Die Zahl der Schüler, die mitmachten, wuchs schnell. Die Lotsen waren bei vielen beliebt und bekamen eine Menge Aufmerksamkeit. Der Sieger des Schülerlotsen-Bundeswettbewerbs 1956, ein 13 Jahre alter Junge aus Kassel, durfte sogar in die USA reisen - ein Treffen mit Präsident Dwight D. Eisenhower inklusive. Im Jahr 1975 war die Zahl der Lotsen in Westdeutschland auf stolze 77.000 gewachsen.

Zahl der Lotsen sinkt

Dieses Niveau wird nicht mehr erreicht, im Gegenteil, die Zahl ist gesunken. Die Deutsche Verkehrswacht schätzt, dass bundesweit etwa 50.000 Verkehrshelfer - wie die Lotsen heute genannt werden - im Einsatz sind, darunter viele Erwachsene.

«Bei uns ist die Zahl in den letzten Jahren leider relativ stark zurückgegangen», sagt der Geschäftsführer der Landesverkehrswacht (LVW) in Hessen, Thomas Conrad. In dem Bundesland gibt es demnach nur noch um die 200 Schülerlotsen, vor sechs Jahren waren es noch um die 1000. Conrads Erklärung dafür: Unter anderem sei «die Bereitschaft der Schülerinnen und Schüler dafür nicht mehr so groß, und dieses ehrenamtliche Engagement wird nicht mehr so geschätzt», vermutet er.

Auch in Bayern, das mit rund 25.000 jungen und erwachsenen Lotsen zahlenmäßig an der Spitze der Initiative steht, ist es nach Angaben von LVW-Geschäftsführer Manfred Raubold «ein klein wenig schwieriger geworden», Nachwuchs zu finden. Seiner Ansicht nach hat das mit der Corona-Pandemie zu tun. «Wenn Schulen geschlossen waren und es Home-Schooling gab, war kein Lotsendienst nötig.» Der sei dann teilweise nicht mehr aufgenommen worden.

Der Leiter der Unfallforschung der Versicherer, Siegfried Brockmann, lobt das Engagement. Er fände es allerdings am besten, wenn alle Schulwege an befahrenen Straßen «mit Ampeln, mindestens aber mit Mittelinseln oder Zebrastreifen abgesichert würden».
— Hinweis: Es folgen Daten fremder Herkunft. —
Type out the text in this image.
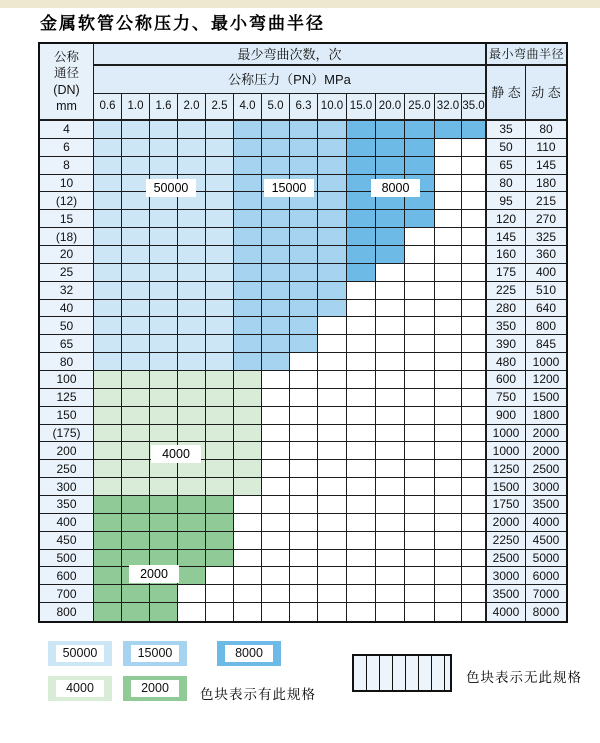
金属软管公称压力、最小弯曲半径
公称
通径
(DN)
mm
最少弯曲次数，次	最小弯曲半径
公称压力（PN）MPa
静 态 动 态
0.6	1.0	1.6	2.0	2.5	4.0	5.0	6.3 10.0 15.0 20.0 25.0 32.0 35.0
4	35	80
6	50	110
8	65	145
10	80	180
(12)	95	215
15	120	270
(18)	145	325
20	160	360
25	175	400
32	225	510
40	280	640
50	350	800
65	390	845
80	480	1000
100	600	1200
125	750	1500
150	900	1800
(175)	1000	2000
200	1000	2000
250	1250	2500
300	1500	3000
350	1750	3500
400	2000	4000
450	2250	4500
500	2500	5000
600	3000	6000
700	3500	7000
800	4000	8000
50000	15000	8000
4000
2000
50000	15000	8000
4000	2000	色块表示有此规格
色块表示无此规格
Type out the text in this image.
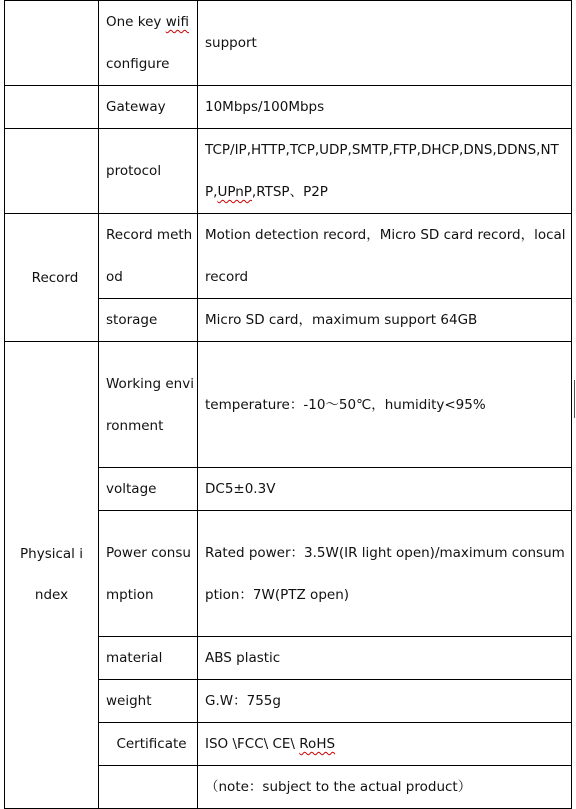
	One key wifi configure	support
	Gateway	10Mbps/100Mbps
	protocol	TCP/IP,HTTP,TCP,UDP,SMTP,FTP,DHCP,DNS,DDNS,NTP,UPnP,RTSP、P2P
Record	Record method	Motion detection record，Micro SD card record，local record
	storage	Micro SD card，maximum support 64GB
Physical index	Working environment	temperature：-10～50℃，humidity<95%
	voltage	DC5±0.3V
	Power consumption	Rated power：3.5W(IR light open)/maximum consumption：7W(PTZ open)
	material	ABS plastic
	weight	G.W：755g
	Certificate	ISO \FCC\ CE\ RoHS
		（note：subject to the actual product）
Nicht überall werden die Lotsen ernst genommen

Nicht überall, wo die Lotsen im Einsatz sind, läuft es immer reibungslos. In Berlin etwa, wo der Dienst in der Regel schon in der 6. Klasse startet statt meist üblich in der 7., passierte es, dass junge Helfer von Verkehrsteilnehmern nicht ernst genommen wurden. Vor ein paar Jahren stellten einige Schulen den Dienst vorübergehend sogar ein, weil Autos zwischen den Lotsen durchgefahren waren. Teilweise stehen die Kinder dort nun mit Erwachsenen an der Straße.
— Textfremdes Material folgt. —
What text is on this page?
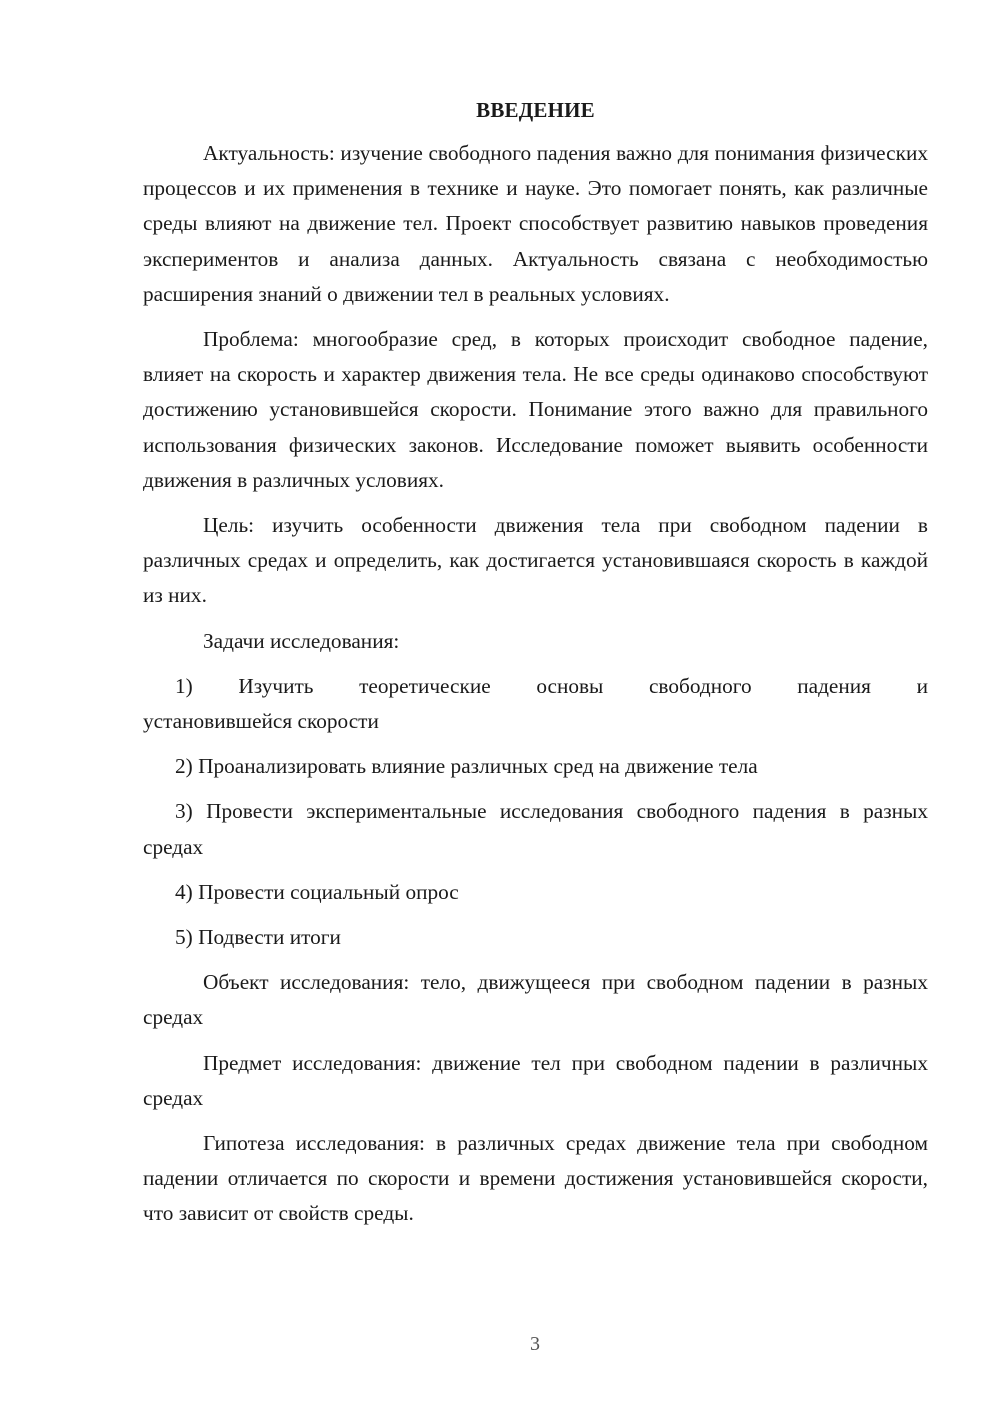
ВВЕДЕНИЕ

Актуальность: изучение свободного падения важно для понимания физических процессов и их применения в технике и науке. Это помогает понять, как различные среды влияют на движение тел. Проект способствует развитию навыков проведения экспериментов и анализа данных. Актуальность связана с необходимостью расширения знаний о движении тел в реальных условиях.

Проблема: многообразие сред, в которых происходит свободное падение, влияет на скорость и характер движения тела. Не все среды одинаково способствуют достижению установившейся скорости. Понимание этого важно для правильного использования физических законов. Исследование поможет выявить особенности движения в различных условиях.

Цель: изучить особенности движения тела при свободном падении в различных средах и определить, как достигается установившаяся скорость в каждой из них.

Задачи исследования:

1) Изучить теоретические основы свободного падения и
установившейся скорости

2) Проанализировать влияние различных сред на движение тела

3) Провести экспериментальные исследования свободного падения в разных средах

4) Провести социальный опрос

5) Подвести итоги

Объект исследования: тело, движущееся при свободном падении в разных средах

Предмет исследования: движение тел при свободном падении в различных средах

Гипотеза исследования: в различных средах движение тела при свободном падении отличается по скорости и времени достижения установившейся скорости, что зависит от свойств среды.

3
Die Berliner Schülerinnen Ava, Valerie und Miriam dagegen sichern allein eine Kreuzung nahe ihrer Schule. Die Zehnjährigen sind seit Herbst als Schülerlotsinnen im Einsatz. Bisher laufe es gut, finden sie. Für den Dienst früher aufzustehen, sei kein Problem. Ava sagt: «Es macht Spaß, die Kinder sicher über die Straße zu bringen.»